As a dedicated Google Local Guide, I’ve devoted considerable time over the past two years to documenting mainly my city of London through photo contributions on Google Maps. The journey so far has been fascinating, from achieving early guide milestones to learning the ever-shifting nuances of the maps platform’s algorithms.
Throughout this experience, I’ve strived to capture locations from a variety of unique perspectives and angles to best showcase what makes each place noteworthy. Capturing the essence of a destination in a single, impactful photo is a constant challenge yet greatly rewarding when an upload resonates and finds an engaged audience.
Of course, as contributions increase exponentially, it’s natural to reflect on tactics and wonder how strategies could evolve. To gain fresh insights, I decided to conduct an evaluation of my highest performing photos. Specifically, I wanted to understand patterns affecting long term visibility and placements over time on Maps.
With over 35,000 photos now uploaded showcasing diverse neighborhoods, attractions, cuisine and culture, the dataset provided a decent opportunity for comprehensive self-analysis.
The objective was to determine several key performance indicators for photos amassing over 1 million views, including: current ranked placement, total views accrued to date, and date of initial contribution.
As there are no easy tools, I exported a list directly from Google Maps containing all photos uploaded by my Local Guide profile that had accrued over 1 million total views. Basically I sorted my photos by views, scrolled all the way photos above 1m views, copied all the text into a file and used ChatGPT to sort into nicer file…
From there, I developed a simple tracking spreadsheet to capture key fields for analysis: venue name, address, total views to date, current placement rank, and some place for comment. This allowed sorting and filtering data in useful ways.
I was surprised to see I got now 331 such photos - more than expected.

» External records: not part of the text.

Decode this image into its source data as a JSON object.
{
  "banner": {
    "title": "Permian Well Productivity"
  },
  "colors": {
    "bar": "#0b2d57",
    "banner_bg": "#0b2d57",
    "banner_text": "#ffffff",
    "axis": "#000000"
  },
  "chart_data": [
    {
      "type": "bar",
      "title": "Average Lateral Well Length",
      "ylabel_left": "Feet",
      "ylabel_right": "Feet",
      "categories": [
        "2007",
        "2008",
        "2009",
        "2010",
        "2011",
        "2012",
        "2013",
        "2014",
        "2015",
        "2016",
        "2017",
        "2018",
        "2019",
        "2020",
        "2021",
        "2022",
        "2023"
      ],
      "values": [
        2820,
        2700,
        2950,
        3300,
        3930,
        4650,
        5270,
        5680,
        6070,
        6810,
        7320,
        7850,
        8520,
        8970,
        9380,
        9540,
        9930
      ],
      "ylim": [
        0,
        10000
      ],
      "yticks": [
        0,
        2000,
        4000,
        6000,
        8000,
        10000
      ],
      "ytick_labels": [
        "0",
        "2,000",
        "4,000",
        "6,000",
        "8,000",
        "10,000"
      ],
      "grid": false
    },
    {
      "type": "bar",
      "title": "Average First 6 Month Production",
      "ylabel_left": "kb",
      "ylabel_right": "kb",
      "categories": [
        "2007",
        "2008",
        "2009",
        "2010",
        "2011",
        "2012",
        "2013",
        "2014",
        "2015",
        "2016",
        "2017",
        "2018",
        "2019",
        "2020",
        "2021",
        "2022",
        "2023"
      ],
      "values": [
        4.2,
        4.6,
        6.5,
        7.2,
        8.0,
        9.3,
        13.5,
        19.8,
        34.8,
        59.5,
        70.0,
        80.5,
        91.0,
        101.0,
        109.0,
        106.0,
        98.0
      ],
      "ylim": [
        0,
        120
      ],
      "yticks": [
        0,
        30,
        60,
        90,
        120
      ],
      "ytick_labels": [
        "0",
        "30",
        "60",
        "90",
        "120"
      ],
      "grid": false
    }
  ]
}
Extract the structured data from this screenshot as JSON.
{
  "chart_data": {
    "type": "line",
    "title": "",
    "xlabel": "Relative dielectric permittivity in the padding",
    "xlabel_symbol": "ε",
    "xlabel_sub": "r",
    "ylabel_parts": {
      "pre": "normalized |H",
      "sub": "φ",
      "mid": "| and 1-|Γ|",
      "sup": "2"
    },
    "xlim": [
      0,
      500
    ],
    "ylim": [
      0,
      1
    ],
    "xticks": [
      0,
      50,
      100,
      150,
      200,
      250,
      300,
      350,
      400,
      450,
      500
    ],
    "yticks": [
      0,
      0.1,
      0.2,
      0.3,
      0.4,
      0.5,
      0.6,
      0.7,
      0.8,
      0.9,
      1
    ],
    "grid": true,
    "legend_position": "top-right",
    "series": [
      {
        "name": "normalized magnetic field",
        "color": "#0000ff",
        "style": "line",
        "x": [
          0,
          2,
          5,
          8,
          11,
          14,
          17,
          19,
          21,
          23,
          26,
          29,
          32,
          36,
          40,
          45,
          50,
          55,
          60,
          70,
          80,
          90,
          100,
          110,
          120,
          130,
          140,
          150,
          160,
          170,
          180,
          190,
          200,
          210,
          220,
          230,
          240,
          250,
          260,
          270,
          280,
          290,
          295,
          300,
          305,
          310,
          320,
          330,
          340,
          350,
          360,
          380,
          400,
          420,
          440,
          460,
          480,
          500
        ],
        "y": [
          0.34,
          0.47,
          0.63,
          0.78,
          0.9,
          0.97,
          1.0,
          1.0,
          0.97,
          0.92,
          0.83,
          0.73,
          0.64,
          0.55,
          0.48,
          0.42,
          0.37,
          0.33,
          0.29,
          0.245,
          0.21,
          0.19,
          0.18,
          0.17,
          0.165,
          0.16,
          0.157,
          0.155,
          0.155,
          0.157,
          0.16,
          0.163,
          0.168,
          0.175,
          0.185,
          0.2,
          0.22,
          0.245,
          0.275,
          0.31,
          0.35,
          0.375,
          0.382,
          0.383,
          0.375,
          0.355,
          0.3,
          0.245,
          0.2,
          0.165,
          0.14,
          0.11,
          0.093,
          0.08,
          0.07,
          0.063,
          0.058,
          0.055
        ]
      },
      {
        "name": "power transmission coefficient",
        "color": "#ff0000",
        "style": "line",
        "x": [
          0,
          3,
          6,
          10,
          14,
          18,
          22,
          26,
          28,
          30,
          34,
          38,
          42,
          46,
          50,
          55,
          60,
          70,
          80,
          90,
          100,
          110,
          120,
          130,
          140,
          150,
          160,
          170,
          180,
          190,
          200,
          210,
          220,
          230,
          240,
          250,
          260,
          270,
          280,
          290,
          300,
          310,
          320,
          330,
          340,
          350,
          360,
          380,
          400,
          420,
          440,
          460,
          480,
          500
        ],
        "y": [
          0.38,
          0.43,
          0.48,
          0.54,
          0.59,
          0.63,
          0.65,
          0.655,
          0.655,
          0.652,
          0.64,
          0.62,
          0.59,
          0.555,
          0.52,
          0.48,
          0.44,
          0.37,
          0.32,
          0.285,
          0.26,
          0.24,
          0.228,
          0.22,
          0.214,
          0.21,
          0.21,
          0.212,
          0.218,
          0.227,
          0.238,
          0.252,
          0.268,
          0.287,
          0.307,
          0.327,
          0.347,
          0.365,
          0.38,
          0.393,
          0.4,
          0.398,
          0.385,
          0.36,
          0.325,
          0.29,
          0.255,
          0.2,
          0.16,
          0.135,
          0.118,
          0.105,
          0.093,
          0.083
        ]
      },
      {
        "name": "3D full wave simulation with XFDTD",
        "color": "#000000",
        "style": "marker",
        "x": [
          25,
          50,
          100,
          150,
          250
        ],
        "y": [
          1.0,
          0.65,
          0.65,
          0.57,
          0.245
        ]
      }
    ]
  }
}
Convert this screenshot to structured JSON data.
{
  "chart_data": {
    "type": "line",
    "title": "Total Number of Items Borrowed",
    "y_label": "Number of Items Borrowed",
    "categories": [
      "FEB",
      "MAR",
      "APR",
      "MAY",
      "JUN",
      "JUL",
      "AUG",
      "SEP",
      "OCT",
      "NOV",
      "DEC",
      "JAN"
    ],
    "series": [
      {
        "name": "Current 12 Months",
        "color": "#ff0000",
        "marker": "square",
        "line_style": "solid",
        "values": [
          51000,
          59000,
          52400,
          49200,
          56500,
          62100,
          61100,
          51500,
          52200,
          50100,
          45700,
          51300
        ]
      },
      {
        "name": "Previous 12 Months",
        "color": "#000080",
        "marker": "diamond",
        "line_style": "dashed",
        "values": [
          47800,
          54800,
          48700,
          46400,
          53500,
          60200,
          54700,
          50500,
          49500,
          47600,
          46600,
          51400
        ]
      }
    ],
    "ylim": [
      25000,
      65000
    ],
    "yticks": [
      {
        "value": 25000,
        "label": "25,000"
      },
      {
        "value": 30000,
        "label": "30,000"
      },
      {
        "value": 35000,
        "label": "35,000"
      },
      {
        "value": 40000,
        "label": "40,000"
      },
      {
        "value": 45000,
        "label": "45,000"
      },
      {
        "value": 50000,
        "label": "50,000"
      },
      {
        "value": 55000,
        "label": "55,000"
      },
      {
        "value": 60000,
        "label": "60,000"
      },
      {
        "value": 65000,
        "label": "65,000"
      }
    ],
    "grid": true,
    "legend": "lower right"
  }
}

So something of this style:
Name | Address | Views | #1 |
---|---|---|---|
Burrell St Sexual Health Clinic | 4-5 Burrell St, London SE1 0UN | 10,363,363 | Yes |
Beijing Dumpling | 23 Lisle St, London WC2H 7BA | 8,044,209 | No |
Zafferano | 16-18 Lowndes St, London SW1X 9EY | 7,233,110 | Yes |
Dozo Soho | 32 Old Compton St, London W1D 4TP | 7,181,068 | Yes |
Imperial China | 25a White Bear Yard, Lisle St, London WC2H 7BA | 7,013,534 | No |
Patty&Bun - Liverpool Street | 22-24 Liverpool St, London EC2M 7PD | 6,612,689 | Yes |
G-A-Y Bar | 30 Old Compton St, London W1D 4UR | 6,416,979 | No |
Soletrader | 264 Oxford St, London W1C 1DP | 6,206,725 | Yes |
New China | 48 Gerrard St, London W1D 5QL | 5,867,946 | No |
The auditing portion proved quite time intensive, requiring manually verifying placement details for each photo directly within Maps.
For every photo, I would zoom on the location and “Photos” to note its current ranked placement. If no longer in the top spot, I recorded which guide’s photo or media type had replaced it.
Photos do change position naturally all the time as views are added (to some of them) so finishing this check needs to be quick or you will need to keep searching for photo on the sheet.
After about 200, I realized the conclusions were quite clear and I could stop the check and focus on this sample.
Some insights:
Almost all the photos are external and not inside location.
While I typically photo mostly as I walk around locations, I also have plenty of photos contributions from visiting inside location and reviews including food and products. Still, none of these was in the top featured photos.
I found that 51% remained in the top ranked #1 media slot for their respective venues.
As gaining over 1m viewed takes time (most of these been there over a year), seems that knocking off a successful top featured photo does not happen quickly or easily - once the algorithm picks a favorite, it tends to stick by it for a while.
While I’m happy to get the photo views, I wonder what it means - places do change (parks with seasons, shop window displays with seasons and fashion) etc.
However, checking similar exercise I did a year ago, it was notable that some photos had achieved the top spot back after being replaced temporarily by others’ higher rated content. This suggested placement is dynamic based on continual uploads.
Among photos no longer ranked #1, approximately 25% fell into recurring patterns:
- I had uploaded a better performing photo myself, nudging the original from primacy
- An immersive view or video uploaded had surpassed photos (not another photo)
In some of these cases, my photo was still there just not placed in #1 place.
This revealed the fluid, competitive environment for gaining exposure on popular locations.Placement evolves as all contributors strive to engage users.
Perhaps most interesting was the recurring trend of immersive views and videos displacing static photographs over time.
This aligns with platform shifts favoring interactive and long formats, impacting long-term photo visibility regardless of view counts accumulated.
Going forward, successfully innovating content types will be key to maintaining relevance and engagement on Maps. While photos remain valuable, diversifying format is now essential strategy for guided visibility.
Constant re-evaluation of performance metrics provides opportunity to evolve our practices in step with changing algorithms and consumer preferences.